Manuel Igreja
Ardeu
Garantidamente. Para o ano quando o calor apertar e a sede despertar, a área que será pasto das chamas vai ser muito menor do que a deste ano da graça de dois mil e dezassete da era de Cristo. Como é uso as labaredas horrivelmente belas e trágicas irromperão, o negrume marcará almas e paisagens, mas a extensão ardida vai ser muito menor.
Serei adivinho ou estarei a inventar, dizem os caros senhores e distintas senhoras que isto leem, mas não. Nem coisa que se pareça. Unicamente uso a lógica. Então, se ardeu a modos de dizer quase tudo o que havia para arder nestes meses, e ainda muita canícula e tempo seco há-de vir que este ano os dias e as noites estão de ananases, como poderá consumir o desgraçado mais território? Não pode. Só se lhe der na naga e se atrever a invadir a Espanha.
Poderá, mas assim não entrará nas estatísticas lusas que pelo menos até agora pouco mais serviram do que para alguém construir bonitos gráficos extremamente valorizados por quem os exibe, mas logo deixados esquecidos nos discos rígidos dos computadores, porque outros desenhos lhes tomam a dianteira na moda como sempre esporadicamente porque a espuma dos dias a isso leva.
No dia em que isto se escreve vai o agosto para cima de meio e bem que se pode dizer que este foi o verão do nosso descontentamento enquanto nação que se preza por sentir a desgraça alheia como a desdita de cada qual. Uma aflição sentida na área central do território, florestal por condição e em boa parte por imposição, logo é vivida em comum de norte a sul.
Todos corremos em solidariedade com a comunicação social a embandeirar em arco. No que respeita aos fogos que se atearam de propósito, sem querer ou porque o acaso das circunstâncias assim o ditou, nada podia ter sido pior.
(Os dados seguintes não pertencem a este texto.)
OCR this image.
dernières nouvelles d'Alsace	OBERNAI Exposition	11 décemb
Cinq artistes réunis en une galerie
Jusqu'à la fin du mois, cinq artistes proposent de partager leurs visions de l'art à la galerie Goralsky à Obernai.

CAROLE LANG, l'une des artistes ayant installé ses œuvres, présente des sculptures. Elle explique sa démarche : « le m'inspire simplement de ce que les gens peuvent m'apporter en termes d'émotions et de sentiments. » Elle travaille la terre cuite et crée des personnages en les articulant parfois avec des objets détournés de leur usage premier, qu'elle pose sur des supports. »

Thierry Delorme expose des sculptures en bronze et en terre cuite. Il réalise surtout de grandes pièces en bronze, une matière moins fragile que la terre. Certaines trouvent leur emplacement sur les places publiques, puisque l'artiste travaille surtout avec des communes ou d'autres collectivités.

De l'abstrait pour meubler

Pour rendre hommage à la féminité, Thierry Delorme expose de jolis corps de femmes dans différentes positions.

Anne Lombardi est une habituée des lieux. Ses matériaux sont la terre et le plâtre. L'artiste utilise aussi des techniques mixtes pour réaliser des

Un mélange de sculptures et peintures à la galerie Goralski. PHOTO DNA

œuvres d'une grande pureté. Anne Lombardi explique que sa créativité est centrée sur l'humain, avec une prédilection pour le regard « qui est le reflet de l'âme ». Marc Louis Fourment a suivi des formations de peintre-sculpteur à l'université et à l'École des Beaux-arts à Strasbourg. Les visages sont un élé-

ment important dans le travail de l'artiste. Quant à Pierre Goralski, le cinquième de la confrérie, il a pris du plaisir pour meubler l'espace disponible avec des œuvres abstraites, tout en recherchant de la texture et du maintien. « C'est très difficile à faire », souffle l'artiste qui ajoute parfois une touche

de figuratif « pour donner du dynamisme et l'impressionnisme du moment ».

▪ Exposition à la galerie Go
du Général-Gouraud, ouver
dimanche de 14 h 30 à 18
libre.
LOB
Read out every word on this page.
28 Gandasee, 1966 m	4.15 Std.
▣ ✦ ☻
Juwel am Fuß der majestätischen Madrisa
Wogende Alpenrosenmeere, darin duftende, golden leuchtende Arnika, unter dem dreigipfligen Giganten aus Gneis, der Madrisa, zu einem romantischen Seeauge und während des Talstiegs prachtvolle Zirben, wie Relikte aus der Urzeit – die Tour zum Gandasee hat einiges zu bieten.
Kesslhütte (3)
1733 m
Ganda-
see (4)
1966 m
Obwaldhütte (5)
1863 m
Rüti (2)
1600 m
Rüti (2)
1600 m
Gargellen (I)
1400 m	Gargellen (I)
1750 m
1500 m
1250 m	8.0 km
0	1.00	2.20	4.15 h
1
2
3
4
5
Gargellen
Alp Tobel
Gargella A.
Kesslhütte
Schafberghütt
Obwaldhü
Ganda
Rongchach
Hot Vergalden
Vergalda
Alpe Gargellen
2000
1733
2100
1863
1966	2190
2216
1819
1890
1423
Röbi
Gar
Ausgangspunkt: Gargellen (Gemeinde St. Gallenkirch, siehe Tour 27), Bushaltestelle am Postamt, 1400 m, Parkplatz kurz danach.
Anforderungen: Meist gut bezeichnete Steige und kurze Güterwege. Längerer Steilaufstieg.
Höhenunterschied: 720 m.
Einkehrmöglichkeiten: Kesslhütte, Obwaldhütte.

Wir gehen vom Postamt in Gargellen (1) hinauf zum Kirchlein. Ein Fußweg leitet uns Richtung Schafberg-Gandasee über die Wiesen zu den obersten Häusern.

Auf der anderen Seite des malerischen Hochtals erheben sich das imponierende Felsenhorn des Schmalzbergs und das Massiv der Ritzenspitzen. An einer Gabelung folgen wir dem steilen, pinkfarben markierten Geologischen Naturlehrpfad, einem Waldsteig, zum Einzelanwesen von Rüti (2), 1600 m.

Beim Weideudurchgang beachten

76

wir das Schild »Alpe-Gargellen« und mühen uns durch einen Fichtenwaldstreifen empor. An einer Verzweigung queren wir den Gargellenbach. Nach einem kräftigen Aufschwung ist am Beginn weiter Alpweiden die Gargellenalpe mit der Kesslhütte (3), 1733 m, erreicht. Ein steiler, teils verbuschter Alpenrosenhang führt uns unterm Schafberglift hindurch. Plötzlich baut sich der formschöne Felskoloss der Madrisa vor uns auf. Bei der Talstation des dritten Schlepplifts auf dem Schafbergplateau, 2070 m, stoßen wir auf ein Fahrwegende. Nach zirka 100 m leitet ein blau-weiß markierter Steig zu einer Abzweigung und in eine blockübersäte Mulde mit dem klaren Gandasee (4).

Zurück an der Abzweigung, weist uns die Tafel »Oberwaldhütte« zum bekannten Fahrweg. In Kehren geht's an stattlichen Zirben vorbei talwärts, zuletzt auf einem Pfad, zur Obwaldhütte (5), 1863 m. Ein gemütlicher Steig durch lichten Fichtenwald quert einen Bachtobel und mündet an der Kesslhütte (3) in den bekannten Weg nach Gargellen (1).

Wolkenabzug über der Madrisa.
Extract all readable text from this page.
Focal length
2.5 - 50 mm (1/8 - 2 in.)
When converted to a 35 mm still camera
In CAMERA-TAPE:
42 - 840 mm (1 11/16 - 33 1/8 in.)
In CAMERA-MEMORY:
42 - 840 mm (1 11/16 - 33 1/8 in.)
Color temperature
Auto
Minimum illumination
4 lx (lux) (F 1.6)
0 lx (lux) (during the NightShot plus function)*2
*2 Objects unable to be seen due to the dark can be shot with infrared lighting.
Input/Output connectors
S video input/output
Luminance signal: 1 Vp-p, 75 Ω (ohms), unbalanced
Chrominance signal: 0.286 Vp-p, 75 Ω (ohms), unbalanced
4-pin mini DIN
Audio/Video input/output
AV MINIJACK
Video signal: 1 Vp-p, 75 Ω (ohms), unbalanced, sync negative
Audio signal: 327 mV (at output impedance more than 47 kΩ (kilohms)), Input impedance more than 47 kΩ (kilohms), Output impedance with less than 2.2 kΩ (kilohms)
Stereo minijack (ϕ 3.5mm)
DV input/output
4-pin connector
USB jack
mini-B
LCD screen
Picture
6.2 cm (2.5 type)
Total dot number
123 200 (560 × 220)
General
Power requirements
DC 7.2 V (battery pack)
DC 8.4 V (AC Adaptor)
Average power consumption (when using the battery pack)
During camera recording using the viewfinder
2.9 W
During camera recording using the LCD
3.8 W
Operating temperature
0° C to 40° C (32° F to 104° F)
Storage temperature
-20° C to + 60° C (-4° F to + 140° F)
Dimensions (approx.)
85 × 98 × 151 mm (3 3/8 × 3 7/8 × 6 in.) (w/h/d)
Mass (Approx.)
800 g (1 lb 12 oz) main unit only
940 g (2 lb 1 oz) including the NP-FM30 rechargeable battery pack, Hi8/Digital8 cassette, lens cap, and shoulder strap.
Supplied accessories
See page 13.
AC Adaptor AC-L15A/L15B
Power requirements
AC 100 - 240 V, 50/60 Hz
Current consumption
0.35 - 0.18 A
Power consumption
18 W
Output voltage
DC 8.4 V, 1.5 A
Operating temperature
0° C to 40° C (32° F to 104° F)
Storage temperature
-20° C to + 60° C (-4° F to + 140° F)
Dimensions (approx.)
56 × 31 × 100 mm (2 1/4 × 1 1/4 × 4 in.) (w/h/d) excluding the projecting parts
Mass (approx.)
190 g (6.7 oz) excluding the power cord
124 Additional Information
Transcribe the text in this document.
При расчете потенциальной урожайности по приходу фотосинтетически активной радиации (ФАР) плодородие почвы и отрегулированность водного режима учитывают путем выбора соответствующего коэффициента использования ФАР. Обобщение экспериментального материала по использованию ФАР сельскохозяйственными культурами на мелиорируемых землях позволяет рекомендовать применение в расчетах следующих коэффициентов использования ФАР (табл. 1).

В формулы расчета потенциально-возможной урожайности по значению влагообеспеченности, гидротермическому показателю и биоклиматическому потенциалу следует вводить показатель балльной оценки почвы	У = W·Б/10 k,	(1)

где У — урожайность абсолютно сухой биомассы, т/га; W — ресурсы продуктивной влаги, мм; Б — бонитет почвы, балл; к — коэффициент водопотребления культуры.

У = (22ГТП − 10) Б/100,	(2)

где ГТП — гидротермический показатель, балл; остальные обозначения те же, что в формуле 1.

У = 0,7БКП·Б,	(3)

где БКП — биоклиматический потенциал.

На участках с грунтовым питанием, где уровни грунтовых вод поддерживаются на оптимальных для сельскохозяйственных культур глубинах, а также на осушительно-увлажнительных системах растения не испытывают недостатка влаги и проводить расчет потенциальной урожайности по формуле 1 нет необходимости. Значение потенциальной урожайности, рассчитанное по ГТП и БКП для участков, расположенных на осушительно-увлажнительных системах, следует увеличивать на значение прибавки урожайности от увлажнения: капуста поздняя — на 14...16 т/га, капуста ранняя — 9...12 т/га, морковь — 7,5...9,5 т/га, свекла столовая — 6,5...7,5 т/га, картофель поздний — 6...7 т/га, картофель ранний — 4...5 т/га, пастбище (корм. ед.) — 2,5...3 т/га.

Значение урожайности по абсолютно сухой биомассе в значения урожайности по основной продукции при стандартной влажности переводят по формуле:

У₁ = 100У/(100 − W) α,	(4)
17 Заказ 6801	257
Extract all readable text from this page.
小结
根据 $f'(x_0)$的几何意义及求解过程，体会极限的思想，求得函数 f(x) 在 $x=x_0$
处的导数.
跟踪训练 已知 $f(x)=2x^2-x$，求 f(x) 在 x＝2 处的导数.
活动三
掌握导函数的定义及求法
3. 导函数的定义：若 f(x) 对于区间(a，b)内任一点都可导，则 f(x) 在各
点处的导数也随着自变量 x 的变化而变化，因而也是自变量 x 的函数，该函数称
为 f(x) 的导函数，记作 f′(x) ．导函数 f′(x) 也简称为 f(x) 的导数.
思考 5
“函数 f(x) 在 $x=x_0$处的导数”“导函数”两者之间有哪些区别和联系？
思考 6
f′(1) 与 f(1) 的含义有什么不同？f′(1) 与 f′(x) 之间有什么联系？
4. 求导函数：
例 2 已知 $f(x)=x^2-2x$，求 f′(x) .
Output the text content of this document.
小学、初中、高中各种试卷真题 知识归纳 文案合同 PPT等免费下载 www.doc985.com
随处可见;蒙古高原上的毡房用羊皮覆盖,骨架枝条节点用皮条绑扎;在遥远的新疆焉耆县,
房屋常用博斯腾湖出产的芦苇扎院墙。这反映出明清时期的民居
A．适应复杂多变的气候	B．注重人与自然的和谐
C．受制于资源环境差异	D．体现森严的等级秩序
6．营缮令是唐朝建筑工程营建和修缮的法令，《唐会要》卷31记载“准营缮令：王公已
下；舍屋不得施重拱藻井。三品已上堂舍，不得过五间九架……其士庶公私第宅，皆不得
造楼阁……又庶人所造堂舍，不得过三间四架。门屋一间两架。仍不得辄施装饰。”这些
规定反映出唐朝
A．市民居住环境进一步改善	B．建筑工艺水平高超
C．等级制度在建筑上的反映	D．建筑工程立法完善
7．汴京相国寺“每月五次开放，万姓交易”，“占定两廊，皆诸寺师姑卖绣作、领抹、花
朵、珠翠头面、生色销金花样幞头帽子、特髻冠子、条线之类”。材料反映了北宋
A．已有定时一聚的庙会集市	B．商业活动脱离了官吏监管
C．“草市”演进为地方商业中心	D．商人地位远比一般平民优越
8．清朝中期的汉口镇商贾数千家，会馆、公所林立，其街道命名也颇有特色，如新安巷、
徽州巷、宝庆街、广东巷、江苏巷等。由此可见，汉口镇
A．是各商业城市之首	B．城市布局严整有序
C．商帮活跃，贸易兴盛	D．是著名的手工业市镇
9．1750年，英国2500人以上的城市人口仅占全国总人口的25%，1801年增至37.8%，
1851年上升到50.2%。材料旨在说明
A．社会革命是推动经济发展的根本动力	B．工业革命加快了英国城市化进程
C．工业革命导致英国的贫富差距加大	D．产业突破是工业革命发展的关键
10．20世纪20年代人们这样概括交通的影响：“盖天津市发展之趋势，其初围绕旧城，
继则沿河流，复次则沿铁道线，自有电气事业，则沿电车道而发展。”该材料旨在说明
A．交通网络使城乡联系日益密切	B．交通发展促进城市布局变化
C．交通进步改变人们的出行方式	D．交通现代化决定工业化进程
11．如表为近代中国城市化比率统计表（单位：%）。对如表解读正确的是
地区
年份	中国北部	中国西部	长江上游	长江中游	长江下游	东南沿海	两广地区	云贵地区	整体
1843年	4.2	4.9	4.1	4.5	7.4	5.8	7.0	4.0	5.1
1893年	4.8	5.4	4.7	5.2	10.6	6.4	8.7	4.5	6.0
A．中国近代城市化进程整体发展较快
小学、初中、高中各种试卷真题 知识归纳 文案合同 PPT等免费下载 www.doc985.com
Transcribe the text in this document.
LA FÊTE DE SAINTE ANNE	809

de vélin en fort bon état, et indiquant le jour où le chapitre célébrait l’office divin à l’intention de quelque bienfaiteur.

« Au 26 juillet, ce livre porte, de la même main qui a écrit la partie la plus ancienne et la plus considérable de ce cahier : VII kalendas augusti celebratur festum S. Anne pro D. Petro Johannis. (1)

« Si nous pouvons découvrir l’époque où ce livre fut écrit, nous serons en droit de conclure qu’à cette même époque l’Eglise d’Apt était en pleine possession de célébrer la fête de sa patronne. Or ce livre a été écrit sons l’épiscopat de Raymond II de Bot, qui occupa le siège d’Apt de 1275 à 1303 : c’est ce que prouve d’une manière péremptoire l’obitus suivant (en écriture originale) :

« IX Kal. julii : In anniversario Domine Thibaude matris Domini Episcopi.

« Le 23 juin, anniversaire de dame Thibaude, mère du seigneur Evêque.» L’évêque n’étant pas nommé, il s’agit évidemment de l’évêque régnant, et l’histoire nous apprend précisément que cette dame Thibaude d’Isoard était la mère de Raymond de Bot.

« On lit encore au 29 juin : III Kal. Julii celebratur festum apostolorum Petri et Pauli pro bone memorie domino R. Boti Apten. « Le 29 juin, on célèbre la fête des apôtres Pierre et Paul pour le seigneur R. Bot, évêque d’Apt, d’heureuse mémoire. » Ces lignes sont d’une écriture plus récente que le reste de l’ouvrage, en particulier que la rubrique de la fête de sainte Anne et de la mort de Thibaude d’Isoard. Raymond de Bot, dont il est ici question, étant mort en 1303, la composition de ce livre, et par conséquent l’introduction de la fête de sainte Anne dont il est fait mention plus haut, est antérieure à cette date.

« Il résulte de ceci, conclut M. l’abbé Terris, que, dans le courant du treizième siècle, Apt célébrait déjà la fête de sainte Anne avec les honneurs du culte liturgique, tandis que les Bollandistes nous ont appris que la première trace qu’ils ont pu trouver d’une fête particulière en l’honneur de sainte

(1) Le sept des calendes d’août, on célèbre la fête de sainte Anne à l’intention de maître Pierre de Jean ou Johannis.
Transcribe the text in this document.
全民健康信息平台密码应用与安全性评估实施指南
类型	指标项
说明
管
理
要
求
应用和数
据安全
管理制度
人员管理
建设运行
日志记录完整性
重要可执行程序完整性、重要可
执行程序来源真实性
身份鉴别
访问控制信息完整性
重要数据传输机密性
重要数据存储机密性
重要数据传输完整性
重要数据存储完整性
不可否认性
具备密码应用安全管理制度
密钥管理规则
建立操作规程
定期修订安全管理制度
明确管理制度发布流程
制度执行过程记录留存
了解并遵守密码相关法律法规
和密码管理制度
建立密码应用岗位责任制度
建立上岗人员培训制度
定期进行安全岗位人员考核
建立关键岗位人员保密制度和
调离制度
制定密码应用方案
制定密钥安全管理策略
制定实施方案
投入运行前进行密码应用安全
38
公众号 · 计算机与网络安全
Morreu gente que é sempre muita nem que seja somente uma pessoa, riquezas e quotidianos foram extintas e profundamente alterados.
Tudo mingou, exceto a demagogia dos de sempre e o volume do negócio de alguns que existem para isso mesmo, uma vez que em tempos alguém se lembrou que a defesa dos bens públicos se faz melhor com recurso a atividades privadas. Foram décadas a jurar e a prometer. Foram anos a fio a verter lágrimas de crocodilo. Foram milhares de promessas e de juras feitas de que se iria olhar e planear convenientemente o setor florestal, de maneira a que o lume não encontrasse combustível. Balelas não faltaram, assim como não faltaram nomeações para cargos bem remunerados e bom chão para nascimento de muitas vaidades em gente muito cheia de si. De nada adiantou e nada se fez. Nem sequer se tentou permitir que os terrenos de floresta dessem um pouco de rendimento aos seus proprietários para que estes os sintam como seus e merecedores de algum zelo.
Cresceram os matagais porque se não zelaram os eucaliptais nem os pinheirais. Nem sequer o facto de a floresta proporcionar uma boa fatia do PIB, ou seja, da riqueza nacional que se produz, levou a que se lhe deitassem cuidados redobrados e inteligentes. Nem sequer era ou é preciso inventar alguma coisa. Basta que se olhe e se copie o que se faz no estrangeiro. Ou então apesar disso, que se invente que nisso ninguém nos leva a palma. Excelentes estudos é o que mais há arrumados em gavetas, graças a Deus Nosso Senhor e ao conhecimento detido pelos nossos sábios, pois nisso de cabeças estudiosas e sabedoras pedimos meças ao mais pintado. No concretizar é a que porca torce o rabo, como diziam os antigos que juram não ter memória de inferno como o deste ano.
Resta-nos a conclusão de que não pode vir a ser pior. Mesmo que arda em fio no futuro mais próximo mais área só irá arder restolho. As árvores já se sumiram. Umas viram papel, outras fizeram delas cavacos, e a outras só lhes restaram os cacos. Este ano Portugal virou brasume. O verão teve um travo de azedume. Ardeu. Ainda não verdeja, mas vai verdejar. É uma questão de tempo por força da mãe natureza. Apesar de nós.